As for myself, I recall most clearly how he threw himself heart and soul into his job. In the days that I knew him best, ca. 1972-1980, he typically appeared in Africana around 7:00 a.m. and began the workday by pushing a cart around the ring collecting books from carrels and engaging any earlybirds he found studying. Fresh from the Gold Coin on Howard Street where he routinely breakfasted, he was often at his best at that early hour, offering insights into world affairs that could not be found in books. Dan was, in fact, worldwise in ways not often encountered in an academic environment. He was ahead of events during the Iranian hostage crisis when he suggested that the Ayatollah would move the hostages to disparate locations to complicate their rescue. And, he may not have been far off the mark in his view that to prove the threat to Amcits on Grenada, the US government would have to draft some captured documents, after the invasion. Politics was always one of his favorite topics, but Dan never shied away from even more sensitive areas. He was known to start singing Tammy Wynette's hit, "Stand By Your Man," whenever discussions turned to feminism, or, as they say nowadays, 'gender issues'. His habit of explaining a few centuries of southern Ghana's history by with the statement that "Fantes cook with butter" was to some no less astounding.

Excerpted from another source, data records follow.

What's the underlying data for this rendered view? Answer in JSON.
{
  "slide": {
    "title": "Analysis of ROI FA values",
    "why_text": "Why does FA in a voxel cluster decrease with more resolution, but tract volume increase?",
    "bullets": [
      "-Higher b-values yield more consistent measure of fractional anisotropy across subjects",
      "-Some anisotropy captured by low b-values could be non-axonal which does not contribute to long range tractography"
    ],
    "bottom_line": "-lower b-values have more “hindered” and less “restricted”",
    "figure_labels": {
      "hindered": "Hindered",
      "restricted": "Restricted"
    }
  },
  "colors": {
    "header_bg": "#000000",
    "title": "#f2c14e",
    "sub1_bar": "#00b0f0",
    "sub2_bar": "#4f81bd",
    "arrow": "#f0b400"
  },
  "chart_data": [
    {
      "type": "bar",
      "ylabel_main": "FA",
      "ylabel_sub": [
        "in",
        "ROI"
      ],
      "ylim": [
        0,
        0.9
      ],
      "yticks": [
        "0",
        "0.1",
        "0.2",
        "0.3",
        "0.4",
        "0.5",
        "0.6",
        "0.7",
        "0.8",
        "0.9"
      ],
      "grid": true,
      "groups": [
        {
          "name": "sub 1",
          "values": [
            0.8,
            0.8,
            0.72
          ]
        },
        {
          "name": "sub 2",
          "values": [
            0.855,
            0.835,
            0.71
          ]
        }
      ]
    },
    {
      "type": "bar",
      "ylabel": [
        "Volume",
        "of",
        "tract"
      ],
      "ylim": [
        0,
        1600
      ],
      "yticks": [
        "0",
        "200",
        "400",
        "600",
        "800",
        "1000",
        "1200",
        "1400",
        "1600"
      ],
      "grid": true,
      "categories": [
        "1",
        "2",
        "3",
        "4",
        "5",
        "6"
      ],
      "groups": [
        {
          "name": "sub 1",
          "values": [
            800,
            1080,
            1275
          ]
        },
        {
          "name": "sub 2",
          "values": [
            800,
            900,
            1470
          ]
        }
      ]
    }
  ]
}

I will leave to others the task of honoring Dan for his professional contributions to Northwestern's Africana Library and the field of African studies. However, I respected his interest in balancing the acquisition of books with the collection of archival materials which also have valuable stories to tell. I enjoyed working with someone who was willing to push the envelope and do new things in this area. He certainly exhibited unusual calm the day a Cannonball freight truck arrived at the library loading dock with 30, 4-drawer file cabinets, the fruit of one of my manuscript collection letters. "What is this stuff?" he inquired, "and where did it come from?" My sheepish reply didn't entirely satisfy him and to this day I have no idea whatever happened to those files.
Above all, however, it seems to me that the essential Dan Britz was more to be appreciated off campus than on. Inconspicuously, out of the public view, Dan gave unselfishly of his time, treasure, and intelligence to so many students, over so long a time that his position in a better place can never be doubted. Surely he was the Bibliographer of Africana, but to many of us he was also something akin to a diplomat-in-residence for whatever problems a student might have--personal or professional--Dan could be relied upon to provide insightful advice. And often he provided a lot more than that--his car to help a student escape a mean landlord by moving out of an apartment in the dead of night; a room in his house to a student who had nowhere to stay; and even his services as a courier when a student's girlfriend in Philadelphia needed to send a frozen lasagna back with him on a flight to Evanston.
While Dan's professional achievements define a life well spent and will benefit generations of scholars to come, we mourn him here today most of all because of what he meant to us personally. The clergy are fond of reminding us that death is love's measure, that love freely given away lasts forever. For this we are deeply in Dan's debt.